Figure 4. Absence of SPARC does not affect breast cancer initiation, progression or metastasis

(A) The time to tumor initiation for MMTV-PyMT tumors did not differ between genotypes. (B) Average total tumor burden, ~4 weeks after the initial date of tumor initiation, also did not vary between the two cohorts (p = 0.2). (C) When tumors were sub-divided by quadrant (UL, upper left; UR, upper right; LL, lower left; LR, lower right), average masses did not differ between SPARC^+/− and SPARC^−/− tumors. (D) The average number of lung metastases observed per animal was not significantly changed between genotypes (p = 0.17).

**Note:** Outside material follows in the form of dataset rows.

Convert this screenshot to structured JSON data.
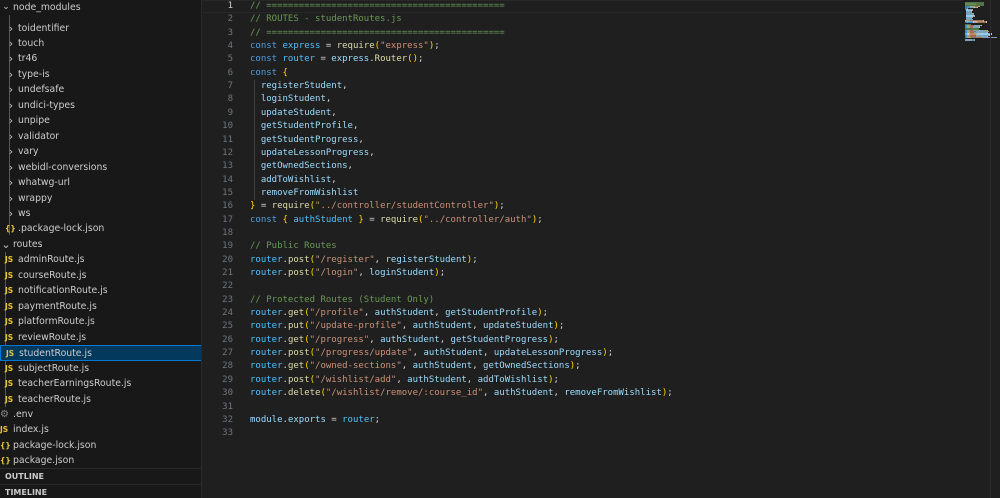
{
  "sidebar": {
    "root": "node_modules",
    "items": [
      {
        "label": "toidentifier",
        "kind": "folder"
      },
      {
        "label": "touch",
        "kind": "folder"
      },
      {
        "label": "tr46",
        "kind": "folder"
      },
      {
        "label": "type-is",
        "kind": "folder"
      },
      {
        "label": "undefsafe",
        "kind": "folder"
      },
      {
        "label": "undici-types",
        "kind": "folder"
      },
      {
        "label": "unpipe",
        "kind": "folder"
      },
      {
        "label": "validator",
        "kind": "folder"
      },
      {
        "label": "vary",
        "kind": "folder"
      },
      {
        "label": "webidl-conversions",
        "kind": "folder"
      },
      {
        "label": "whatwg-url",
        "kind": "folder"
      },
      {
        "label": "wrappy",
        "kind": "folder"
      },
      {
        "label": "ws",
        "kind": "folder"
      },
      {
        "label": ".package-lock.json",
        "kind": "json"
      }
    ],
    "routes_folder": "routes",
    "routes": [
      {
        "label": "adminRoute.js"
      },
      {
        "label": "courseRoute.js"
      },
      {
        "label": "notificationRoute.js"
      },
      {
        "label": "paymentRoute.js"
      },
      {
        "label": "platformRoute.js"
      },
      {
        "label": "reviewRoute.js"
      },
      {
        "label": "studentRoute.js",
        "selected": true
      },
      {
        "label": "subjectRoute.js"
      },
      {
        "label": "teacherEarningsRoute.js"
      },
      {
        "label": "teacherRoute.js"
      }
    ],
    "root_files": [
      {
        "label": ".env",
        "kind": "env"
      },
      {
        "label": "index.js",
        "kind": "js"
      },
      {
        "label": "package-lock.json",
        "kind": "json"
      },
      {
        "label": "package.json",
        "kind": "json"
      }
    ],
    "js_badge": "JS",
    "json_badge": "{}",
    "outline": "OUTLINE",
    "timeline": "TIMELINE"
  },
  "editor": {
    "current_line": 1,
    "lines": [
      [
        [
          "c",
          "// ============================================"
        ]
      ],
      [
        [
          "c",
          "// ROUTES - studentRoutes.js"
        ]
      ],
      [
        [
          "c",
          "// ============================================"
        ]
      ],
      [
        [
          "k",
          "const "
        ],
        [
          "vc",
          "express"
        ],
        [
          "p",
          " = "
        ],
        [
          "f",
          "require"
        ],
        [
          "b1",
          "("
        ],
        [
          "s",
          "\"express\""
        ],
        [
          "b1",
          ")"
        ],
        [
          "p",
          ";"
        ]
      ],
      [
        [
          "k",
          "const "
        ],
        [
          "vc",
          "router"
        ],
        [
          "p",
          " = "
        ],
        [
          "v",
          "express"
        ],
        [
          "p",
          "."
        ],
        [
          "f",
          "Router"
        ],
        [
          "b1",
          "()"
        ],
        [
          "p",
          ";"
        ]
      ],
      [
        [
          "k",
          "const "
        ],
        [
          "b1",
          "{"
        ]
      ],
      [
        [
          "p",
          "  "
        ],
        [
          "v",
          "registerStudent"
        ],
        [
          "p",
          ","
        ]
      ],
      [
        [
          "p",
          "  "
        ],
        [
          "v",
          "loginStudent"
        ],
        [
          "p",
          ","
        ]
      ],
      [
        [
          "p",
          "  "
        ],
        [
          "v",
          "updateStudent"
        ],
        [
          "p",
          ","
        ]
      ],
      [
        [
          "p",
          "  "
        ],
        [
          "v",
          "getStudentProfile"
        ],
        [
          "p",
          ","
        ]
      ],
      [
        [
          "p",
          "  "
        ],
        [
          "v",
          "getStudentProgress"
        ],
        [
          "p",
          ","
        ]
      ],
      [
        [
          "p",
          "  "
        ],
        [
          "v",
          "updateLessonProgress"
        ],
        [
          "p",
          ","
        ]
      ],
      [
        [
          "p",
          "  "
        ],
        [
          "v",
          "getOwnedSections"
        ],
        [
          "p",
          ","
        ]
      ],
      [
        [
          "p",
          "  "
        ],
        [
          "v",
          "addToWishlist"
        ],
        [
          "p",
          ","
        ]
      ],
      [
        [
          "p",
          "  "
        ],
        [
          "v",
          "removeFromWishlist"
        ]
      ],
      [
        [
          "b1",
          "}"
        ],
        [
          "p",
          " = "
        ],
        [
          "f",
          "require"
        ],
        [
          "b1",
          "("
        ],
        [
          "s",
          "\"../controller/studentController\""
        ],
        [
          "b1",
          ")"
        ],
        [
          "p",
          ";"
        ]
      ],
      [
        [
          "k",
          "const "
        ],
        [
          "b1",
          "{ "
        ],
        [
          "vc",
          "authStudent"
        ],
        [
          "b1",
          " }"
        ],
        [
          "p",
          " = "
        ],
        [
          "f",
          "require"
        ],
        [
          "b1",
          "("
        ],
        [
          "s",
          "\"../controller/auth\""
        ],
        [
          "b1",
          ")"
        ],
        [
          "p",
          ";"
        ]
      ],
      [],
      [
        [
          "c",
          "// Public Routes"
        ]
      ],
      [
        [
          "vc",
          "router"
        ],
        [
          "p",
          "."
        ],
        [
          "f",
          "post"
        ],
        [
          "b1",
          "("
        ],
        [
          "s",
          "\"/register\""
        ],
        [
          "p",
          ", "
        ],
        [
          "v",
          "registerStudent"
        ],
        [
          "b1",
          ")"
        ],
        [
          "p",
          ";"
        ]
      ],
      [
        [
          "vc",
          "router"
        ],
        [
          "p",
          "."
        ],
        [
          "f",
          "post"
        ],
        [
          "b1",
          "("
        ],
        [
          "s",
          "\"/login\""
        ],
        [
          "p",
          ", "
        ],
        [
          "v",
          "loginStudent"
        ],
        [
          "b1",
          ")"
        ],
        [
          "p",
          ";"
        ]
      ],
      [],
      [
        [
          "c",
          "// Protected Routes (Student Only)"
        ]
      ],
      [
        [
          "vc",
          "router"
        ],
        [
          "p",
          "."
        ],
        [
          "f",
          "get"
        ],
        [
          "b1",
          "("
        ],
        [
          "s",
          "\"/profile\""
        ],
        [
          "p",
          ", "
        ],
        [
          "v",
          "authStudent"
        ],
        [
          "p",
          ", "
        ],
        [
          "v",
          "getStudentProfile"
        ],
        [
          "b1",
          ")"
        ],
        [
          "p",
          ";"
        ]
      ],
      [
        [
          "vc",
          "router"
        ],
        [
          "p",
          "."
        ],
        [
          "f",
          "put"
        ],
        [
          "b1",
          "("
        ],
        [
          "s",
          "\"/update-profile\""
        ],
        [
          "p",
          ", "
        ],
        [
          "v",
          "authStudent"
        ],
        [
          "p",
          ", "
        ],
        [
          "v",
          "updateStudent"
        ],
        [
          "b1",
          ")"
        ],
        [
          "p",
          ";"
        ]
      ],
      [
        [
          "vc",
          "router"
        ],
        [
          "p",
          "."
        ],
        [
          "f",
          "get"
        ],
        [
          "b1",
          "("
        ],
        [
          "s",
          "\"/progress\""
        ],
        [
          "p",
          ", "
        ],
        [
          "v",
          "authStudent"
        ],
        [
          "p",
          ", "
        ],
        [
          "v",
          "getStudentProgress"
        ],
        [
          "b1",
          ")"
        ],
        [
          "p",
          ";"
        ]
      ],
      [
        [
          "vc",
          "router"
        ],
        [
          "p",
          "."
        ],
        [
          "f",
          "post"
        ],
        [
          "b1",
          "("
        ],
        [
          "s",
          "\"/progress/update\""
        ],
        [
          "p",
          ", "
        ],
        [
          "v",
          "authStudent"
        ],
        [
          "p",
          ", "
        ],
        [
          "v",
          "updateLessonProgress"
        ],
        [
          "b1",
          ")"
        ],
        [
          "p",
          ";"
        ]
      ],
      [
        [
          "vc",
          "router"
        ],
        [
          "p",
          "."
        ],
        [
          "f",
          "get"
        ],
        [
          "b1",
          "("
        ],
        [
          "s",
          "\"/owned-sections\""
        ],
        [
          "p",
          ", "
        ],
        [
          "v",
          "authStudent"
        ],
        [
          "p",
          ", "
        ],
        [
          "v",
          "getOwnedSections"
        ],
        [
          "b1",
          ")"
        ],
        [
          "p",
          ";"
        ]
      ],
      [
        [
          "vc",
          "router"
        ],
        [
          "p",
          "."
        ],
        [
          "f",
          "post"
        ],
        [
          "b1",
          "("
        ],
        [
          "s",
          "\"/wishlist/add\""
        ],
        [
          "p",
          ", "
        ],
        [
          "v",
          "authStudent"
        ],
        [
          "p",
          ", "
        ],
        [
          "v",
          "addToWishlist"
        ],
        [
          "b1",
          ")"
        ],
        [
          "p",
          ";"
        ]
      ],
      [
        [
          "vc",
          "router"
        ],
        [
          "p",
          "."
        ],
        [
          "f",
          "delete"
        ],
        [
          "b1",
          "("
        ],
        [
          "s",
          "\"/wishlist/remove/:course_id\""
        ],
        [
          "p",
          ", "
        ],
        [
          "v",
          "authStudent"
        ],
        [
          "p",
          ", "
        ],
        [
          "v",
          "removeFromWishlist"
        ],
        [
          "b1",
          ")"
        ],
        [
          "p",
          ";"
        ]
      ],
      [],
      [
        [
          "v",
          "module"
        ],
        [
          "p",
          "."
        ],
        [
          "v",
          "exports"
        ],
        [
          "p",
          " = "
        ],
        [
          "vc",
          "router"
        ],
        [
          "p",
          ";"
        ]
      ],
      []
    ]
  }
}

Figure 5. Collagen deposition and angiogenesis were largely unaffected by loss of SPARC

Masson’s trichrome staining was performed on TRAMP prostate cancer lesions (A–D) and on MMTV-PyMT mammary carcinomas (E–H). 10X magnification of images is shown in A, B, E and F; 20X magnification of images is shown in C, D, G and H. CD34 staining of blood vessels at 20X magnification is shown for prostate lesions from SPARC^+/− (I) and SPARC^−/− (J) animals, and the results are quantitated in (K).